Most of the research and work at the laboratory is centered on developing additives for water-intensive industries such as the paper industry. Situated in Nanjing's chemical industrial park, it is just one of the many research institutions that is working on cutting-edge technologies for paper and pulp manufacturing industries.
Research findings from the Nanjing laboratory have already made a big difference to the Helsinki, Finland-based Kemira Oyj, the world's largest paper chemicals maker. According to company officials, the new findings have helped Kemira boost annual output by 100,000 metric tons, especially at a time when most of its peers are downsizing production.
Jari Rosendal, president and CEO of Kemira, told China Daily that though the global paper industry has shrunk in size due to less use of printing and writing paper, it is on the upswing in China due to rising demand from e-commerce companies.
"You have no idea of how much it (China) means to the packaging industry," he said. "On days when people go on an online shopping spree, billions of cardboard boxes are consumed."
While online shopping is just one part of the growing demand in China, the other centers on the growing use of paper tissue products. Demand has risen for paper tissue products ranging from basic sanitary paper to niche products like waterproof kitchen paper towels and recyclable tissues, said industry experts.
China has tripled its paper production capacity in the last 10 years, and in 2009 zoomed past the United States as the world's biggest papermaker.

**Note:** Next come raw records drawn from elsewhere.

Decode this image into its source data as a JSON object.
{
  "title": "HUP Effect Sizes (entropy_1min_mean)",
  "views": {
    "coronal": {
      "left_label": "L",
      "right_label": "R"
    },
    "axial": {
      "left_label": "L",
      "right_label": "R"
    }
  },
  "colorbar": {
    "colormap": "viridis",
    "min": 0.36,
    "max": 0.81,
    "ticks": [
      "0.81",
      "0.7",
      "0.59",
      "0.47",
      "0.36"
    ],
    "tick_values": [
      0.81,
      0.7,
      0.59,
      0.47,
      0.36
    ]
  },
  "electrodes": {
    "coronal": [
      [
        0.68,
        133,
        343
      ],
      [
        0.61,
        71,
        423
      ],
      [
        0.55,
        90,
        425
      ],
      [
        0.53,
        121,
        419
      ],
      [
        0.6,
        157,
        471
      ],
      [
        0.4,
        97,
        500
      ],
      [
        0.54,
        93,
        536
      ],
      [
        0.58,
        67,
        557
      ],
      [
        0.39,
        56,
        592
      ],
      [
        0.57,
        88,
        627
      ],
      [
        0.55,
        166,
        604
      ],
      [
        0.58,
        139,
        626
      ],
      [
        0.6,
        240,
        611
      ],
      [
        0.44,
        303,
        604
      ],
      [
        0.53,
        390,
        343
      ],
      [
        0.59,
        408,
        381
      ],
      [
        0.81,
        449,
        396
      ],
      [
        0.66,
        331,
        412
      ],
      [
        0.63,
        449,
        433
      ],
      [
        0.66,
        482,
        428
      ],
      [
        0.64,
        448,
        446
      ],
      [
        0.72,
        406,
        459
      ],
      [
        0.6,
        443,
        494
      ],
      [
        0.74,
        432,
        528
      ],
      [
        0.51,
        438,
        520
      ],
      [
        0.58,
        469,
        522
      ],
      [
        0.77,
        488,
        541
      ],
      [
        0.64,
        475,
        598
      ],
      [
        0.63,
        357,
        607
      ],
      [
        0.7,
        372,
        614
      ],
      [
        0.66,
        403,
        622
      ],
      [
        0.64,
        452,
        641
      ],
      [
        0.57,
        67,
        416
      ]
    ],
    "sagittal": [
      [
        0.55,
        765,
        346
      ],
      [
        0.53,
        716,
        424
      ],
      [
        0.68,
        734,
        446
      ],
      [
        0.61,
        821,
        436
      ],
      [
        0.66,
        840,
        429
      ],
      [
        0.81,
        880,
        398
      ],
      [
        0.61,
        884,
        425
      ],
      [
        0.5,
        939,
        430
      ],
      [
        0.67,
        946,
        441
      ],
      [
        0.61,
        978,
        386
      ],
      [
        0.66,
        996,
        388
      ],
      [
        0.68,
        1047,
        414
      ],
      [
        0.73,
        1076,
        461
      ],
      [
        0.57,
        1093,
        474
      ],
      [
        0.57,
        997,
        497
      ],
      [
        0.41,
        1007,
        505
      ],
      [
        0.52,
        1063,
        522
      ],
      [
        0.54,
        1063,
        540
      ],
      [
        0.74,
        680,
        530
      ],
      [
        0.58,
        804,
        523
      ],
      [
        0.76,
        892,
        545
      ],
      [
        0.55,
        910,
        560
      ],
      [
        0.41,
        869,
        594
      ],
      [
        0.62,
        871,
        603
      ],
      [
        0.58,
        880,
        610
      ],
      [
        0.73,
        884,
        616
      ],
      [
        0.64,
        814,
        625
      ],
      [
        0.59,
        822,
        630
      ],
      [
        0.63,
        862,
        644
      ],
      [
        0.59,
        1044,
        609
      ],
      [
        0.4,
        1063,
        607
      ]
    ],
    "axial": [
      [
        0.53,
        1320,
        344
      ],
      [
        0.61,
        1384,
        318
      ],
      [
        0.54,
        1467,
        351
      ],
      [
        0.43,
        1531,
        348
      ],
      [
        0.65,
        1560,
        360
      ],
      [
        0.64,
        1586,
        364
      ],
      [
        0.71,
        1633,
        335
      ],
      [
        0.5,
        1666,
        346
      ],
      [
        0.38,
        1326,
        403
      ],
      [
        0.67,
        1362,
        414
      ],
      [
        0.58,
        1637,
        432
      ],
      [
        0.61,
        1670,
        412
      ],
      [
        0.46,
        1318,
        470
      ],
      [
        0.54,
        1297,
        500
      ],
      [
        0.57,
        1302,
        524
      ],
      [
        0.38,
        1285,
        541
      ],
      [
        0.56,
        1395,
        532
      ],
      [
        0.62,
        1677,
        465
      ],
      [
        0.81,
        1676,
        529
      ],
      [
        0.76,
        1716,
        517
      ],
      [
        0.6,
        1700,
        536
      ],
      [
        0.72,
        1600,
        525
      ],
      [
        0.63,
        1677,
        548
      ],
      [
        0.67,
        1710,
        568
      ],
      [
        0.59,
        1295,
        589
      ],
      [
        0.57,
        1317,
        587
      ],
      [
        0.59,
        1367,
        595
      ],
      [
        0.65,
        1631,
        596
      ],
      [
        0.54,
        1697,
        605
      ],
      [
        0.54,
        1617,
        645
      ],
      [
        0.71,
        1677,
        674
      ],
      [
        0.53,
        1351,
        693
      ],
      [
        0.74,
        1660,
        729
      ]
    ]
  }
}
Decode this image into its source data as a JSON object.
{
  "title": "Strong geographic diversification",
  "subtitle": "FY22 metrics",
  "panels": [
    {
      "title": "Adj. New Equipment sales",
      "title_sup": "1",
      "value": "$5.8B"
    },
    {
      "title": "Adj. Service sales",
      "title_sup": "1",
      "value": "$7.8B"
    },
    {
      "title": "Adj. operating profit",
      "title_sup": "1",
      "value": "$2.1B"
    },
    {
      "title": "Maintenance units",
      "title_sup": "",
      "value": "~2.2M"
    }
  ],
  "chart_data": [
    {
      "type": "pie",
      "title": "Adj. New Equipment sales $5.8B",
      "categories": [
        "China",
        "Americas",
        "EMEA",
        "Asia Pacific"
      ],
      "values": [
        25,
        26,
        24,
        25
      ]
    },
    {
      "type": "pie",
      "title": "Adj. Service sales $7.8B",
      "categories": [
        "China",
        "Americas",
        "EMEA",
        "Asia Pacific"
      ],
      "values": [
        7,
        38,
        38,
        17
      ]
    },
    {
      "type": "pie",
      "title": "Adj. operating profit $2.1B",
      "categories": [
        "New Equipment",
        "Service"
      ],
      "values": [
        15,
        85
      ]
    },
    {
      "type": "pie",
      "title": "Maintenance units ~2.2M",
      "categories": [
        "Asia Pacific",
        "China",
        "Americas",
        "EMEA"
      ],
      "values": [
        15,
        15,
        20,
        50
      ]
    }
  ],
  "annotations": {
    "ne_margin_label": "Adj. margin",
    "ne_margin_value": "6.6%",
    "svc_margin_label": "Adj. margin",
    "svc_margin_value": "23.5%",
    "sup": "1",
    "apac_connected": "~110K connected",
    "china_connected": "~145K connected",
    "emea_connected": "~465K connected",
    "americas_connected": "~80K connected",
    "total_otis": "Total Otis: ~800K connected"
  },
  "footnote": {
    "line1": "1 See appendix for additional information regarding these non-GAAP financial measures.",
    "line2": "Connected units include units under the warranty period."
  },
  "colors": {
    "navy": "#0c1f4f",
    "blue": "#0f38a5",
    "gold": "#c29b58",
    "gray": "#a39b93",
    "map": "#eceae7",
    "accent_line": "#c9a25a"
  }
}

The size of the industry can be gauged from the fact that China's three weeks of paper output now equals the entire annual output of Wisconsin, the top papermaking state in the US.
Rosendal said that along with economic growth, China's demand for paper and pulp products has grown quickly in the past decade, but the market is not growing as fast as in the past, as people are going online for news and information, thereby using less printing paper.